This post is part of our Augment Your Resume series. We’re creating content that will help you upgrade the language, certifications, volunteerism, and projects sections of your resume.
The Projects section might be at the bottom of your resume…but don’t be fooled! It’s still a major selling point of your CV and is becoming more and more relevant in the modern job market as companies look for employees who self-train and walk through the door with something to offer on the first day.
This is why lifelong learning and continuing education is having a moment right now…and the market will continue to grow.
There are a lot of ways that you can demonstrate your initiative and interests as projects on your resume. Here are a few ideas…
- Start Your Own Blog
It doesn’t have to be a huge commitment and you don’t need hundreds of blogs posts to exhibit expertise within your field.

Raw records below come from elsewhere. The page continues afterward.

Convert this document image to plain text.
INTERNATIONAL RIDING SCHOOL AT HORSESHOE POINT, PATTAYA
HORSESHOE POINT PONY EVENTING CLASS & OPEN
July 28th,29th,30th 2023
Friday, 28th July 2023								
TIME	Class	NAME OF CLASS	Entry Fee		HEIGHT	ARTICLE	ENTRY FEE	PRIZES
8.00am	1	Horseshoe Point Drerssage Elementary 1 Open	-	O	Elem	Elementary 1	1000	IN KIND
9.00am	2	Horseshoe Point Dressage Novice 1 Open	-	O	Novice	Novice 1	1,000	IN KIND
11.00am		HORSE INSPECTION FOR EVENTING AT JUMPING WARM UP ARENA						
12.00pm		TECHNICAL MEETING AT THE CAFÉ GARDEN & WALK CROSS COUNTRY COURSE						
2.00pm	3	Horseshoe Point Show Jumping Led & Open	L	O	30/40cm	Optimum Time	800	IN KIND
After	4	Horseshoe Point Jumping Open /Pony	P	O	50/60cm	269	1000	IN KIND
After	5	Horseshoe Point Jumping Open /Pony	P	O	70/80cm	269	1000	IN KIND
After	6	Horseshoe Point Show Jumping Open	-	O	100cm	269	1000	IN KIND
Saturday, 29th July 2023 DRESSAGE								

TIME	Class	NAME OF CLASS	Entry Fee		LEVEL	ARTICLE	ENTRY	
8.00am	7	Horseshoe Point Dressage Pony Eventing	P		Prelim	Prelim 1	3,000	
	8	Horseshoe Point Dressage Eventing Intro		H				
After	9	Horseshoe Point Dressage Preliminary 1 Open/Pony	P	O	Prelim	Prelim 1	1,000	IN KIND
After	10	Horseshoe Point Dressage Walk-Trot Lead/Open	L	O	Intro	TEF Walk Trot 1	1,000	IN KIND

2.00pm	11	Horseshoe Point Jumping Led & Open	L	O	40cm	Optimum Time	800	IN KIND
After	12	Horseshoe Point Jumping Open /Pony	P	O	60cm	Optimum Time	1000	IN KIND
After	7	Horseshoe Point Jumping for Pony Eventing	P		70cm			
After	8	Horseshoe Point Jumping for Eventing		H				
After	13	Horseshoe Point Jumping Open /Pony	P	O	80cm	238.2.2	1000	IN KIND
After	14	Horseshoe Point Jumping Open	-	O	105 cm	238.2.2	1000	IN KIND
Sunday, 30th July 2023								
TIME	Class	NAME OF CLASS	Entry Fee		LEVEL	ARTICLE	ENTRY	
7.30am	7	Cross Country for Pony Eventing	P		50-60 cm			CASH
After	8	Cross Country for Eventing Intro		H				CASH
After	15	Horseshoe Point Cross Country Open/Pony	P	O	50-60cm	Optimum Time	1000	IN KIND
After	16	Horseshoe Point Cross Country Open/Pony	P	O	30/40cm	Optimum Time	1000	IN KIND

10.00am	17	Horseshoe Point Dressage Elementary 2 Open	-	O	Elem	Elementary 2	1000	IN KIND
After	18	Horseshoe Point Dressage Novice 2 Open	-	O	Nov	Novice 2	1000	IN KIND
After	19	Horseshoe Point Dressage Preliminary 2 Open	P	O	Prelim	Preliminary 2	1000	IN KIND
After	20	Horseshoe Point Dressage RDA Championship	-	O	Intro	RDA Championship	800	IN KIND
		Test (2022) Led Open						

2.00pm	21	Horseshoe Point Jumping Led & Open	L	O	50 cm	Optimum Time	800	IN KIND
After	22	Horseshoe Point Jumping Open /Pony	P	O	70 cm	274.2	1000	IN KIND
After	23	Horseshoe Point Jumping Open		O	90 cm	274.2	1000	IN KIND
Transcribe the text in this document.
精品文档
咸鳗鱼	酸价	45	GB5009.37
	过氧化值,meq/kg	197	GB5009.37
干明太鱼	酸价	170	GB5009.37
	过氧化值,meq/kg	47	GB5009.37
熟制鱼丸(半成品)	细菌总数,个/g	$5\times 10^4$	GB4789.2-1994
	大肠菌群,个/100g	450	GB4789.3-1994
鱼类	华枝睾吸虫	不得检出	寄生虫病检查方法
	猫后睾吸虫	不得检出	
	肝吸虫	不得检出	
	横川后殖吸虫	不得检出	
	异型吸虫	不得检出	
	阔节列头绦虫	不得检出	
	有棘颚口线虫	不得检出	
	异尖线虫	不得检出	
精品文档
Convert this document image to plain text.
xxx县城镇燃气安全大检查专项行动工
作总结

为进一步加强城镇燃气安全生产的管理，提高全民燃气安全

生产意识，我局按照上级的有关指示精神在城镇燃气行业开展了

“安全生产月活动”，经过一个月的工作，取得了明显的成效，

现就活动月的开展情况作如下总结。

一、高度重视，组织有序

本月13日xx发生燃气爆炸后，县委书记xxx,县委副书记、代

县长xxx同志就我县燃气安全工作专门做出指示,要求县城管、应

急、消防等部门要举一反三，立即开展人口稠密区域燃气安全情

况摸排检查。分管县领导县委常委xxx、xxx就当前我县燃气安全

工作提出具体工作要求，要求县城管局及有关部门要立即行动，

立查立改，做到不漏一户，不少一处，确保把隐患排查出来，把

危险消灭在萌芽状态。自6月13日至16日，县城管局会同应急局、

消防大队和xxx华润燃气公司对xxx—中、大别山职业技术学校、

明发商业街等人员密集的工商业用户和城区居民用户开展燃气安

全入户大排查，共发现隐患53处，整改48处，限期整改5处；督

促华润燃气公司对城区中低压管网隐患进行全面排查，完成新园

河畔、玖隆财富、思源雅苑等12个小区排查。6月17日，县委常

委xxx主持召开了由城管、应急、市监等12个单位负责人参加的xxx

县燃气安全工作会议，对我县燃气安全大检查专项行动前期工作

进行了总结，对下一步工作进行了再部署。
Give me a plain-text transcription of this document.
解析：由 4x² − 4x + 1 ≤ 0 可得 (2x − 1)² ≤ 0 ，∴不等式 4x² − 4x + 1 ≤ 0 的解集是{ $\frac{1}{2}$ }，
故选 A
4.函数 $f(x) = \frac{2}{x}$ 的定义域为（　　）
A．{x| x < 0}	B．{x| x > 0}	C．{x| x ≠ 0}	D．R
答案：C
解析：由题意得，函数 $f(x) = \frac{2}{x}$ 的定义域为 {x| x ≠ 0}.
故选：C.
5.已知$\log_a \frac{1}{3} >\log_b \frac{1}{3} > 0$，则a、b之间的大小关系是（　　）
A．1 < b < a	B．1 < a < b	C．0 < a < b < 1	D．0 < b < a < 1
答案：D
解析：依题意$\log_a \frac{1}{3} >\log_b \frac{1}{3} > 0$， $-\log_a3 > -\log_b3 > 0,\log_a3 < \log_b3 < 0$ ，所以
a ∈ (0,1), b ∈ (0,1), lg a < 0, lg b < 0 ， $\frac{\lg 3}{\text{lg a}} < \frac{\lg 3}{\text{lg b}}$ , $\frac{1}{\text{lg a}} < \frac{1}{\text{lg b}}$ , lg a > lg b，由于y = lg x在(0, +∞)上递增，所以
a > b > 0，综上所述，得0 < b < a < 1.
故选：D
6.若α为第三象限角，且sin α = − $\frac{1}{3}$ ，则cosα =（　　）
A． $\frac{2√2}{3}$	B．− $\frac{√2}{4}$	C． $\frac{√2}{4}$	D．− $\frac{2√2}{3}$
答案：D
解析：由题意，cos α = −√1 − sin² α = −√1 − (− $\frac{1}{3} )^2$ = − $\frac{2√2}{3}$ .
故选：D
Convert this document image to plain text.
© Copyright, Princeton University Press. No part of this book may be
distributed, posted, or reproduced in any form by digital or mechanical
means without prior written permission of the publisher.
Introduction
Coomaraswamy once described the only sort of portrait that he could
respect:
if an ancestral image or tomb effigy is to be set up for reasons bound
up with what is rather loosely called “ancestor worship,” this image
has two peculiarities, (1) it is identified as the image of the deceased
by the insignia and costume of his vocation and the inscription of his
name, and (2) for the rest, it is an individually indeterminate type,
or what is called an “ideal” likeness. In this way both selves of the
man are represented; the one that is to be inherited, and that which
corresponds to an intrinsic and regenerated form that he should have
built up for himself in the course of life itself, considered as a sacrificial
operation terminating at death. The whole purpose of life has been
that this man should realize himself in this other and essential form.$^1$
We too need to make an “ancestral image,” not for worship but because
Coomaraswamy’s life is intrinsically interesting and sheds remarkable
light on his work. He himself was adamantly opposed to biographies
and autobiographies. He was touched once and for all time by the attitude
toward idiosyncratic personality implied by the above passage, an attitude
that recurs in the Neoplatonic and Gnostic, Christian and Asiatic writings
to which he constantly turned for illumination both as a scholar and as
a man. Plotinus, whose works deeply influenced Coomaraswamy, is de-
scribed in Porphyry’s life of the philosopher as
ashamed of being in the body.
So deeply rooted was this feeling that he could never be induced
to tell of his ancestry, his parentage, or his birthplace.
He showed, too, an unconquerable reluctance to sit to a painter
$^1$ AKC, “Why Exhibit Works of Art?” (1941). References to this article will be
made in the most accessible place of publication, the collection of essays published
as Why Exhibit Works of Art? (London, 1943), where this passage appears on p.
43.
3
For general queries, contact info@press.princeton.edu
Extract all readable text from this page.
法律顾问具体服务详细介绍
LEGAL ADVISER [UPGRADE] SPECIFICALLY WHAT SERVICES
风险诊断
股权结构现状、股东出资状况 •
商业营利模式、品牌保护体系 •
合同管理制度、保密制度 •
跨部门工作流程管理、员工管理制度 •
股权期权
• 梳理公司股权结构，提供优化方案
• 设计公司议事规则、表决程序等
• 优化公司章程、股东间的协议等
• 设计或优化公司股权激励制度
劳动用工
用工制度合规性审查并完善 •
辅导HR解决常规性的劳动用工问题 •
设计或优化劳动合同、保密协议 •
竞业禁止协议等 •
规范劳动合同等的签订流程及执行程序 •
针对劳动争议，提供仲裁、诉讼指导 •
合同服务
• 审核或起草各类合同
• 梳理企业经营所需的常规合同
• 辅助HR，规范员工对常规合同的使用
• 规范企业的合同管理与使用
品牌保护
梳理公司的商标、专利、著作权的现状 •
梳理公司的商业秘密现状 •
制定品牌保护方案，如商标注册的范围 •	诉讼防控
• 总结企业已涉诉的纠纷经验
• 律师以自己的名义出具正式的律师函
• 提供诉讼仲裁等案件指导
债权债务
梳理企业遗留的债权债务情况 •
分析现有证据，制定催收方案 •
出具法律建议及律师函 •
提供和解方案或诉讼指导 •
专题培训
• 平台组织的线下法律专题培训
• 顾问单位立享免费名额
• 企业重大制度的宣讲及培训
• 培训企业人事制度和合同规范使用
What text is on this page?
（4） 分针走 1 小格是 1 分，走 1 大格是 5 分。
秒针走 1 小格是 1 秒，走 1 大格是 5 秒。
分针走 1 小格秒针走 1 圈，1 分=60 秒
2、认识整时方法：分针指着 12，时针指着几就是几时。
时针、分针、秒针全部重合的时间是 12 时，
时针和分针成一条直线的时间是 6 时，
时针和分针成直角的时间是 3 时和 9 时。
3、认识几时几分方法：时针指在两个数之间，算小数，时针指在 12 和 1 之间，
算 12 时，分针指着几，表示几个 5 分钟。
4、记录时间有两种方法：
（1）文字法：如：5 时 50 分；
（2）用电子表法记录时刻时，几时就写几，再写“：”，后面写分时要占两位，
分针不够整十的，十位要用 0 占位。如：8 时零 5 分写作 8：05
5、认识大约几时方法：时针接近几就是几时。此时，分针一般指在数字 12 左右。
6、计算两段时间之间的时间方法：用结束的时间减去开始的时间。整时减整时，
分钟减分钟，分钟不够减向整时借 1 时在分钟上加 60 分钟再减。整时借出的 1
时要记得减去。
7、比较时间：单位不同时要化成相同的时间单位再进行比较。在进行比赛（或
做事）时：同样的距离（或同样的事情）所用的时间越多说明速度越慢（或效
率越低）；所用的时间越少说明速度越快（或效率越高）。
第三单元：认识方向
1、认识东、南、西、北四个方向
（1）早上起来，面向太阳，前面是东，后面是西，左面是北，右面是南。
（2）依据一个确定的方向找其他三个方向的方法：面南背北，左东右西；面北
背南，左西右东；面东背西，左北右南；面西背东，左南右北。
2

Begin by making a list of topics that someone with your job title would be expected to be knowledgeable on and develop your post ideas from there. One post per topic will work.
The Big 6 Skills on your resume is a good place to start. We teach you how to determine your Big 6 Skills in our Career Hacking Masterclass.
Make your posts unique by showing your personality and giving a real look into your work history and interests. A generic blog might hurt you instead of help you.
Since the sole purpose of your blog is to demonstrate your skills to potential employers, you can skip worrying about social media integration, SEO, and other typical website concerns. Keep in mind that someone who has already seen your resume or LinkedIn profile is going to be looking at your blog.
You’ll be driving traffic there directly so you don’t need to focus on any of the “pull” mechanisms of marketing.
What you should focus on is uniqueness and quality of writing. If you’ve never blogged before, take a look at some blog posts for ideas on how to structure them. Find a talented writer to edit before publishing if writing isn’t in your skill set.
If you’re better at being on camera than you are writing, make the content video-based.
You’ll also need to focus on making the blog attractive because studies have shown that people ultimately judge that content of a site based on its appearance.
- Make Something
Is there some way you can bring your skills and interests into the physical world?
For those already who are already “makers” by trade or product-centric, this will be easy, but there are opportunities for desk workers as well.
Let me use myself as an example. Most of my work experience is related to marketing and operations, most recently in the educational content world, and my next career move is to focus more on content within the consumer behavior, business ethics, and psychology of happiness realms. If I were to make a career move in that direction through traditional employment, I would probably put together something like a book or magazine that contains content on one of these topics. I would maybe even bring in a couple of people to work on this with me so we can all use it on our resumes.
You don’t have to use an expensive printing solution either. In fact, you could skip printing altogether because you’ll be linking the pdf version on your resume.
Your project will have to make sense for your role and industry, but get creative and find something you’ll enjoy working on. If you need help with ideas, Tweet at me and we’ll chat about it.
- Team Up
A big selling point for employers is an applicant who demonstrates an ability to thrive as a part of a team. There are some exceptions, of course, but most of us have to work with others in some way or another.
Think of ways you can team up with someone to work on industry research, something creative, etc.
Demonstrating teamwork through a project is especially a good idea if you are wanting to move into a role that will require teamwork but have mostly solo work in your work history.
4. School Projects
Especially if you are a recent grad, the projects you completed during your studies can be included in the Projects section of your resume. Try to include only the most relevant projects you worked on -you don’t want this to be a list of every paper you wrote all throughout college.
What projects have the most crossover with the work you would performing if hired?
5. Start a Meetup Group
Meetup group leadership will show employers that you are a person who will take initiative to create something useful for others.
It will also brand you as a person who is interested in people, which is actually really hard to come by these days.
As a bonus, you’ll also meet lots of new and interesting people who have connections to companies and jobs and build your social and organization skills.
6. Play Pretend
Create a make-believe work scenario and assign yourself a project that will demonstrate the skills that you would be performing if someone hired you.
In my early days of digital marketing, I would created logos, websites, and marketing strategies for pretend companies so I could show potential clients what my work looks like in addition to the work for clients I already had.
This is also helpful if you are looking to change industries but use the same skill set.